Maintenance Dose of Colchicine for Gout Prophylaxis
For gout flare prophylaxis, the recommended maintenance dose of colchicine is 0.6 mg once or twice daily (maximum 1.2 mg/day), continued for at least 6 months after initiating urate-lowering therapy. 1, 2
Standard Prophylaxis Dosing
- The FDA-approved maintenance dose is 0.6 mg once or twice daily for prophylaxis of gout flares in adults and adolescents older than 16 years. 2
- The maximum recommended daily dose for prophylaxis is 1.2 mg/day. 2
- Prophylaxis should be initiated with or just prior to starting urate-lowering therapy (allopurinol, febuxostat, pegloticase). 1, 3
Duration of Prophylaxis
Continue prophylaxis based on the following algorithm: 1, 3
- Minimum duration: At least 6 months after starting urate-lowering therapy 4, 1
- If no tophi present: Continue for 3 months after achieving target serum urate (<6 mg/dL) 1, 3
- If tophi are present: Continue for 6 months after achieving target serum urate 1, 3
Dose Adjustments for Renal Impairment
Renal function significantly impacts colchicine dosing due to narrow therapeutic window: 4
- Mild renal impairment (eGFR 60-89 mL/min/1.73 m²): No dose adjustment needed; standard 0.6 mg daily is appropriate 5
- Moderate renal impairment (eGFR 30-59 mL/min/1.73 m²): Reduce to 0.48-0.5 mg daily (using oral solution or available 0.5 mg tablets where available) 5
- Severe renal impairment (eGFR 15-29 mL/min/1.73 m²): Reduce to 0.3 mg daily 5
- eGFR <30 mL/min: Colchicine should be avoided; consider alternative prophylaxis with low-dose NSAIDs or corticosteroids 4, 3
Critical caveat: Simply splitting the 0.6 mg tablet to 0.3 mg daily or dosing every-other-day in moderate renal impairment results in subtherapeutic levels 20-70% of the time, exposing patients to breakthrough flares. 5
Dose Adjustments for Drug Interactions
Colchicine is metabolized by CYP3A4 and is a P-glycoprotein substrate, creating significant interaction risks: 2, 6
Strong CYP3A4/P-gp Inhibitors (CONTRAINDICATED in renal/hepatic impairment)

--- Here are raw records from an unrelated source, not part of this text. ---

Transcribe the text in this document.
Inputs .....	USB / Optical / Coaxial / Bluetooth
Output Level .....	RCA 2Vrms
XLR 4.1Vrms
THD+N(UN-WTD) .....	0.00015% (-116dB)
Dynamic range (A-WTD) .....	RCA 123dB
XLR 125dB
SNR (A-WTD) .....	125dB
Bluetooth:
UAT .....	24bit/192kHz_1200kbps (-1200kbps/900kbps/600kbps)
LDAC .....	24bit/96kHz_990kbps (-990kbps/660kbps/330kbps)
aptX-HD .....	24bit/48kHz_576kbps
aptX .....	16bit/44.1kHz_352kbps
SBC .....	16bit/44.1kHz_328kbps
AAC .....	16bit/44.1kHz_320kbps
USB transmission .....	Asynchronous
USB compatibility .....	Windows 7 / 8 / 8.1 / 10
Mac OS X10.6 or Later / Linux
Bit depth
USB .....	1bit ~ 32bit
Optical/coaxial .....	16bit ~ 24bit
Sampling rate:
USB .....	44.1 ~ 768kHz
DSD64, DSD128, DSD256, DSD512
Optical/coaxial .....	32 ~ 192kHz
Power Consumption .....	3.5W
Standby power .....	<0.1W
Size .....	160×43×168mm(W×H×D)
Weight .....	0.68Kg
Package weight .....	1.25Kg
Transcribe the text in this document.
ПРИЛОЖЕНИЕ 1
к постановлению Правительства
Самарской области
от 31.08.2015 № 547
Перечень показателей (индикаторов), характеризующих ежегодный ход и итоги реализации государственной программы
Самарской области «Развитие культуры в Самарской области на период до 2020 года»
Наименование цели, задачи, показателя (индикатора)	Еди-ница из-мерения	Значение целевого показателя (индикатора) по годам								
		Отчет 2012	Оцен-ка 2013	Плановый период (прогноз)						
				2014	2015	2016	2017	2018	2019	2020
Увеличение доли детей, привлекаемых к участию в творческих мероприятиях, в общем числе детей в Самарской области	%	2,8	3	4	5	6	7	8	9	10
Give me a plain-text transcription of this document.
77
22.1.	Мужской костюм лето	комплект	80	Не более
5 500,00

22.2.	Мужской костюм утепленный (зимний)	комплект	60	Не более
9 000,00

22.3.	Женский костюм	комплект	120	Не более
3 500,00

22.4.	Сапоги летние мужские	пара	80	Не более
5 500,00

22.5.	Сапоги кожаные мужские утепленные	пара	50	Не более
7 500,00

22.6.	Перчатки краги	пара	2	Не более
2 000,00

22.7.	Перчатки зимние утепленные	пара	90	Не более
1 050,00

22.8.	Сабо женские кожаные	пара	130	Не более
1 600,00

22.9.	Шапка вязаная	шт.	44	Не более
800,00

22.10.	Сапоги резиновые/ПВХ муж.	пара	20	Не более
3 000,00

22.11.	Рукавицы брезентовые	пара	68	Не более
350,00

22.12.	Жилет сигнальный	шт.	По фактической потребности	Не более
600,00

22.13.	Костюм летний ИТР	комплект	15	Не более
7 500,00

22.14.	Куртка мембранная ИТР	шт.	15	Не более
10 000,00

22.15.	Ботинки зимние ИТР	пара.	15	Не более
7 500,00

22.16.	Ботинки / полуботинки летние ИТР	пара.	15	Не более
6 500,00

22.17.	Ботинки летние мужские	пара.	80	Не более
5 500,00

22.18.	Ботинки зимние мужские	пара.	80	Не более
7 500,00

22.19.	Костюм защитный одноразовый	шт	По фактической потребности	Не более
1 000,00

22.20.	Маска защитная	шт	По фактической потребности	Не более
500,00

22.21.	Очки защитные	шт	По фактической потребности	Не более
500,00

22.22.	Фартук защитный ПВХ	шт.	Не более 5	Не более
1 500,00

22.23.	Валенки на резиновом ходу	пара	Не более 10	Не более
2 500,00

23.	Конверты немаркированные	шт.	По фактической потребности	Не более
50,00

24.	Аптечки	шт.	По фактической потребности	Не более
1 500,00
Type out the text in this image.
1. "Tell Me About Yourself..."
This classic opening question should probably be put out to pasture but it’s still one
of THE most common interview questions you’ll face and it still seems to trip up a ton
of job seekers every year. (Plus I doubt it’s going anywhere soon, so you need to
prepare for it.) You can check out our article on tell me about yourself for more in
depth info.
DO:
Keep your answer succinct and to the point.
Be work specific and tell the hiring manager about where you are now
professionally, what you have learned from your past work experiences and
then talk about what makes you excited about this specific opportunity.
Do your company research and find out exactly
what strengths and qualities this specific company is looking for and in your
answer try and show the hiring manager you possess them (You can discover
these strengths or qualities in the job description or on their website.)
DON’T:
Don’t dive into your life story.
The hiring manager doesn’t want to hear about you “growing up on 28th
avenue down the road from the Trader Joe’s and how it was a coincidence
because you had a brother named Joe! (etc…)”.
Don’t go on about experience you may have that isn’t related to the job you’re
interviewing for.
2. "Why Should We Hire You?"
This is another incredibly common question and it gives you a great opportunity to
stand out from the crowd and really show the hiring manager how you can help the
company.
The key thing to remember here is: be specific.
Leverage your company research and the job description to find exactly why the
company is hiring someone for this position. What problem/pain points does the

If coadministered with strong inhibitors (clarithromycin, ketoconazole, ritonavir, cyclosporine, itraconazole), reduce prophylaxis dose: 2, 6
- Original dose 0.6 mg twice daily: Reduce to 0.3 mg once daily 2
- Original dose 0.6 mg once daily: Reduce to 0.3 mg once daily or 0.6 mg every other day 2
- Maximum daily dose: 0.6 mg (may be given as 0.3 mg twice daily) 2
Moderate CYP3A4/P-gp Inhibitors
For verapamil ER or diltiazem ER: Dose reduction of 33-50% is recommended 6
No Dose Adjustment Needed
Azithromycin does not require colchicine dose adjustment 6
Alternative Prophylaxis When Colchicine is Contraindicated
If colchicine is not tolerated or contraindicated, use the following alternatives: 4, 7
- Low-dose NSAIDs with proton pump inhibitor (if not contraindicated by renal function or cardiovascular disease) 4, 7
- Low-dose prednisone ≤10 mg/day 7
Monitoring and Safety Considerations
Patients on colchicine prophylaxis require monitoring for: 4
- Neurotoxicity and myotoxicity, especially in patients with renal impairment or concurrent statin therapy 4
- Drug interaction screening before initiating colchicine, particularly for CYP3A4/P-gp inhibitors 3
- Hepatic disease is a relative contraindication requiring dose reduction 7
Common pitfall: Co-prescribing colchicine with strong P-glycoprotein/CYP3A4 inhibitors without dose adjustment has resulted in fatal colchicine toxicity. 2, 6 Always screen medication lists before prescribing.